I feel the same way about psychiatry now. I chose it over an already viable career in another specialty because it felt both more interesting and more important. And for me, that worked out to be true, though I was isolated from the main stream for the latter part of my time in grade. But now as I look back over what was running in that main channel, I feel ashamed. When I read now about how Viibryd or many of its ancestors came to market, made investors rich, and consumed psychiatry, I feel ashamed. I’m not ashamed of biological medicine or neuroscience. They are just what they are, very hard areas to study – chugging along. I’m not ashamed of what psychiatry has to offer, it is just what it is too – no different than any other medical specialty. But I’m ashamed of the epidemic corruption, the false claims, the tainted leaders, and the shoddy science. It’s like being a proud and ashamed Southerner – now I’m a proud and ashamed psychiatrist. Little wonder that Faulkner’s on my mind. It’s the same tragedy, just a new iteration.
  1.  
    SG
    November 2, 2011 | 12:13 AM
     

    Wonderful stuff Mickey. A very courageous post. I’m not at all surprised you are a true believer in art. I’ve always noticed a thread of philosophy and history in your posts, which is very refreshing to read. I’m sure you know that most physicians don’t exactly have much of an interest in the arts! HOW MUCH foolishness and outright pain could have been avoided if doctors had a historical and philosophical insight? It always steams me when people think that philosophy, art, and history are “useless.” On the contrary; we need them more than ever.

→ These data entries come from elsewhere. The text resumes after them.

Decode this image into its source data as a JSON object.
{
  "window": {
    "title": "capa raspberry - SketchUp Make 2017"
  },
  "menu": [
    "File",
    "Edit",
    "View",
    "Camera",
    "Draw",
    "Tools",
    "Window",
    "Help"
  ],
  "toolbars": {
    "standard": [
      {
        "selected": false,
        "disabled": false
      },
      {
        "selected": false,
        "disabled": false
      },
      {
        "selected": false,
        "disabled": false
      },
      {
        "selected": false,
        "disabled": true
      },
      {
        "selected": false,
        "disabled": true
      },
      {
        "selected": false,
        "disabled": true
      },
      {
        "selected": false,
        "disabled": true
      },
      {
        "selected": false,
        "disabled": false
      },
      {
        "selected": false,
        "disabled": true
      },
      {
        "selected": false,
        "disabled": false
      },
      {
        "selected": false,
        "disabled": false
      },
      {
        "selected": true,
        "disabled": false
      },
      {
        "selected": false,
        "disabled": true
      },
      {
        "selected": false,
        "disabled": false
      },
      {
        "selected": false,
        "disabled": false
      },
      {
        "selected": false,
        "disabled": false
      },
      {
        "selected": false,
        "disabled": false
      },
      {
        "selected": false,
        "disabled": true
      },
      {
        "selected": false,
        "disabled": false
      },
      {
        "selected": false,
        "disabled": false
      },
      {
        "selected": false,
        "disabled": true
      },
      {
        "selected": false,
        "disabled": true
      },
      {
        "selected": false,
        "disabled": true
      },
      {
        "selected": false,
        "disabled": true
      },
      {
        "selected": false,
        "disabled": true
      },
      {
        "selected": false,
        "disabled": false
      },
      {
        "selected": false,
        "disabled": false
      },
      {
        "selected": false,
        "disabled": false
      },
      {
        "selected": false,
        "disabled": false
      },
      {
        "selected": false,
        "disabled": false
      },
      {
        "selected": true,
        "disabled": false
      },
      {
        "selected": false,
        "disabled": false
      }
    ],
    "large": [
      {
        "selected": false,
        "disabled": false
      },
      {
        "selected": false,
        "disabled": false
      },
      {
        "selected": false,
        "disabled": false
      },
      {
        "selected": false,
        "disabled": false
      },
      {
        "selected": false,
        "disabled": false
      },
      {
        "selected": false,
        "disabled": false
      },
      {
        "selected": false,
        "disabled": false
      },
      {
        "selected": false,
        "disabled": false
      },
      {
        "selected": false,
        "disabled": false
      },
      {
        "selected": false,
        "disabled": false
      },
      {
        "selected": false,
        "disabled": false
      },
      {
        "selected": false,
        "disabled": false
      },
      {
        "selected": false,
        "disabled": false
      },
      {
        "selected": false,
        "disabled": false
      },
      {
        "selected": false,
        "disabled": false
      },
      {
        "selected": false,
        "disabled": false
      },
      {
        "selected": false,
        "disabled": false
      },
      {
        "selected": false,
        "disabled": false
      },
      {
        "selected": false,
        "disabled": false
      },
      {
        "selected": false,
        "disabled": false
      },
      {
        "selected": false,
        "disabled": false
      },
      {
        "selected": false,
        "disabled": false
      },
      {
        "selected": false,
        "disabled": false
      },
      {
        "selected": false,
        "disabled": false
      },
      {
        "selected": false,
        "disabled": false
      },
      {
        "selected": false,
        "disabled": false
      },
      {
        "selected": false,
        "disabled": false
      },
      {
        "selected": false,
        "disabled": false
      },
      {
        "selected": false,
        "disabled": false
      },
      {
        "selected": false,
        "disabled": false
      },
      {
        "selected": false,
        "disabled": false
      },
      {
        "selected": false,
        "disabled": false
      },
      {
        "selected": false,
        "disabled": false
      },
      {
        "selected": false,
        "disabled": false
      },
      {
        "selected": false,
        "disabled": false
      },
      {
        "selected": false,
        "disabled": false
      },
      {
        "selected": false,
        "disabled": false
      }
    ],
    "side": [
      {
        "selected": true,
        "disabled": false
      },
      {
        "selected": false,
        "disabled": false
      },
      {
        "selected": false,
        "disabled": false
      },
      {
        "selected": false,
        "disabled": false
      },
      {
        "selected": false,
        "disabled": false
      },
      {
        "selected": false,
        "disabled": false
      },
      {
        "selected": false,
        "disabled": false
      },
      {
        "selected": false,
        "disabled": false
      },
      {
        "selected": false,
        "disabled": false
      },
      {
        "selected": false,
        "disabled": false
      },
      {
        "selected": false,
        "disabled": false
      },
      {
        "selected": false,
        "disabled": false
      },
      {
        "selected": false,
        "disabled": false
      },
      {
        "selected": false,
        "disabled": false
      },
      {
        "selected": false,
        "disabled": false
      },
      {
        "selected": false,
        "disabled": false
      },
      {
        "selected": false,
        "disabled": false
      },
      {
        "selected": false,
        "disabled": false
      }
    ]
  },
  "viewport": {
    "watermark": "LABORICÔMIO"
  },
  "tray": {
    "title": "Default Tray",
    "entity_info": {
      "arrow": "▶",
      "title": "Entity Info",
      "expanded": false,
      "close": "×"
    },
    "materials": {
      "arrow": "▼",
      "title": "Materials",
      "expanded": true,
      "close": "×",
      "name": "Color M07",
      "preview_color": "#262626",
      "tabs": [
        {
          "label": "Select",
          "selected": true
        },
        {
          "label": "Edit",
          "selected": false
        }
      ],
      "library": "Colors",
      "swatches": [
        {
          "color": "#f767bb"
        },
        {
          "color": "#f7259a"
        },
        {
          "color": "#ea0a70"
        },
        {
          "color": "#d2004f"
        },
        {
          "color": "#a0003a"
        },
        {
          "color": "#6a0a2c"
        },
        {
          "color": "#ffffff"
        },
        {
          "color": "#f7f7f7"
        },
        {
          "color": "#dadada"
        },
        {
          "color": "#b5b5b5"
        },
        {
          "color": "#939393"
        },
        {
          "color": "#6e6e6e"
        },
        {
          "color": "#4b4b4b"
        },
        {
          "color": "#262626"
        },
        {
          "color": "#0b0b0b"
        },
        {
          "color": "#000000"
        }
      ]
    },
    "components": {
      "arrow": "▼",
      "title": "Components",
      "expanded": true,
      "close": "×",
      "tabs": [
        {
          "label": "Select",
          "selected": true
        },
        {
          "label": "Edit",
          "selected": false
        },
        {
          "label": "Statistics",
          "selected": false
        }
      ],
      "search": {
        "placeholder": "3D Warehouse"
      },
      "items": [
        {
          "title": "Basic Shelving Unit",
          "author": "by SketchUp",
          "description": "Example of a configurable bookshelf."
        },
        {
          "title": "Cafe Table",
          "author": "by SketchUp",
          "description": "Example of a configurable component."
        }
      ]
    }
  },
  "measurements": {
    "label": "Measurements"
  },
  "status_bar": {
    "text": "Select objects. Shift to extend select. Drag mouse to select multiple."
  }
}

    Your shame/pride as a Southerner and psychiatrist is intriguing. I’m a Yankee (Massachusetts specifically) and recently spent three years in Texas, so I know a little of what you’re talking about. I think a large part of the (frankly ridiculous) Texas pride stems from a deep-seated inferiority complex and sense of shame about their redneck heritage and how “intolerant” that region of the country was/is. Heh, I think this can actually explain a lot of the chest-puffing that psychiatry engages in! That is, psychiatry too has an inferiority complex and desperately wants to be a “real” medical specialty, so it concocts ridiculous claims.

    Returning to the South: I was constantly reminded of the Randy Newman album “Good Old Boys” when I was in Texas. Do you know the album? It’s a remarkably nuanced portrait of the South from the perspective of a California Jew who would as a child go on family trips to New Orleans and just be mystified (and fascinated) by the South. It plays like Newman’s statement about the South.

    If you listen to the album closely, you realize it’s a remarkably fair and three-dimensional portrait of the South (warts and all), and come to understand that Southerners aren’t inherently bad, just ignorant sometimes (as we all are — Newman implicitly calls out the North in the album for being equally racist as the South, but just being more sophisticated at it).